Important examples of oscillatory integrals with a nonconstant rate of oscillation include those involving Bessel functions. We will illustrate with the J0 function, whose positive zeros occur roughly at 2.40, 5.52, 8.65, and so on. The zeros can be calculated to high accuracy by starting from a simple asymptotic approximation and calling the secant root-finder:

>>> def j0zero(n):
...     return secant(j0, pi*(n-0.25))
...

By definition, the J0 function is normalized so that its integral from 0 to infinity is 1. This should now be easy to verify:

>>> mp.dps = 15
>>> print quadosc(j0, 0, inf, zeros=j0zero)
1.0

We can also try a non-pure Bessel integral:

>>> print quadosc(lambda x: j0(x)/(x+1), 0, inf, zeros=j0zero)
0.754610025770972

Finally, let us consider the integral of sin(x^2) from 0 to infinity (the Fresnel sine integral). Trying to calculate this integral to high accuracy with a generic adaptive quadrature algorithm is a waste of time, and numerical integration based on Fourier analysis does not work either since the integrand is not periodic. But it is easy to locate the zeros, and this is sufficient information for quadosc:

>>> mp.dps = 30
>>> print quadosc(lambda x: sin(x**2), 0, inf, zeros=lambda n: sqrt(n*pi))
0.626657068657750125603941321203

The analytical value of the Fresnel integral is:

>>> print sqrt(pi/8)
0.626657068657750125603941321203

Nonalternating integrands

By default, quadosc rewrites the integral as an alternating series. If the option alt=0 is passed, it instead rewrites the integral as a nonalternating series, with each term being the integral over a full period. This works better if the integrand is oscillatory but does not change signs:

>>> mp.dps = 25
>>> print quadts(lambda x: 1/x**2+sin(x)/x**4, 1, inf)
1.286529526945860318388688
>>> print quadosc(lambda x: 1/x**2+sin(x)/x**4, 1, inf, period=2*pi)
1.280615829835256783092592
>>> print quadosc(lambda x: 1/x**2+sin(x)/x**4, 1, inf, period=2*pi, alt=0)
1.286529535596167393119348

This integral can be evaluated exactly in terms of the cosine integral function, which shows that the last of these three values is correct.

Solving ODEs (odeint)

Systems of ordinary differential equations can be integrated using the odeint function, which takes as input:

  • A function that computes the vector of derivatives
  • A vector of initial values
  • A vector of positions/time values to step between

It returns the list of function values at each step.
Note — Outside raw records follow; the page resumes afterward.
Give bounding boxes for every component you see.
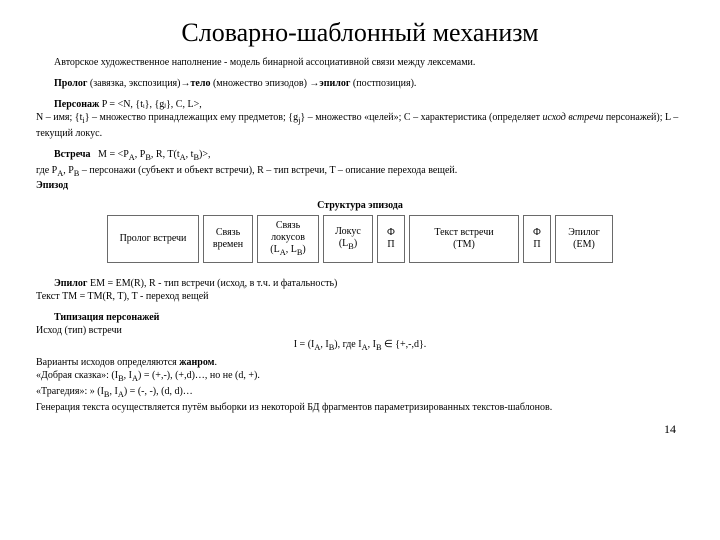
epilog-text-block: Эпилог EM = EM(R), R - тип встречи (исхо… [36,277,684,303]
slide-page: Словарно-шаблонный механизм Авторское ху… [0,0,720,445]
intro-paragraph: Авторское художественное наполнение - мо… [36,56,684,69]
box-epilog: Эпилог (EM) [555,215,613,263]
prolog-paragraph: Пролог (завязка, экспозиция)→тело (множе… [36,77,684,90]
page-number: 14 [36,422,684,437]
structure-label: Структура эпизода [36,200,684,211]
box-meeting-text: Текст встречи (TM) [409,215,519,263]
typization-formula: I = (IA, IB), где IA, IB ∈ {+,-,d}. [36,339,684,352]
vstrecha-block: Встреча M = <PA, PB, R, T(tA, tB)>, где … [36,148,684,193]
typization-block: Типизация персонажей Исход (тип) встречи [36,311,684,337]
typization-label: Типизация персонажей [54,312,159,323]
box-fp-2: Ф П [523,215,551,263]
page-title: Словарно-шаблонный механизм [36,18,684,48]
epilog-bold: Эпилог [54,278,87,289]
prolog-label: Пролог [54,78,87,89]
box-locus: Локус (LB) [323,215,373,263]
episode-diagram: Пролог встречи Связь времен Связь локусо… [36,215,684,263]
genre-block: Варианты исходов определяются жанром. «Д… [36,356,684,414]
box-time-link: Связь времен [203,215,253,263]
epilog-label: эпилог [319,78,350,89]
vstrecha-label: Встреча [54,149,91,160]
personazh-label: Персонаж [54,99,99,110]
epizod-label: Эпизод [36,180,68,191]
personazh-body: N – имя; {ti} – множество принадлежащих … [36,112,678,139]
telo-label: тело [191,78,211,89]
personazh-block: Персонаж P = <N, {tᵢ}, {gⱼ}, C, L>, N – … [36,98,684,140]
box-fp-1: Ф П [377,215,405,263]
box-prolog: Пролог встречи [107,215,199,263]
box-locus-link: Связь локусов (LA, LB) [257,215,319,263]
As a simple example, we can consider the system x’’ + x = 0. By introducing the variables x = x, y = x’, this second-order differential equation can be rewritten as the first-order system x’ = y, y’ = -x. The analytic solutions with initial values x = 0, y = 1 are of course sin(t) and cos(t):

>>> mp.dps = 25
>>> t = arange(0, 1, 1e-4)
>>> sol = odeint(lambda (x,y),t: (y,-x), (0, 1), t)
>>> print sol[-1][0]
0.841416950370044847975007
>>> print sin(t[-1])
0.8414169503700448484253423
>>> print sol[-1][1]
0.5403864502649686951810432
>>> print cos(t[-1])
0.5403864502649686944799696

When integrating from 0 to 1, the result with a step size of 1e-4 is in this case accurate to about 18 digits. Currently, odeint uses a simple implementation the fourth-order Runge-Kutta algorithm, with which one must unfortunately set an impractically small step size to obtain much higher precision.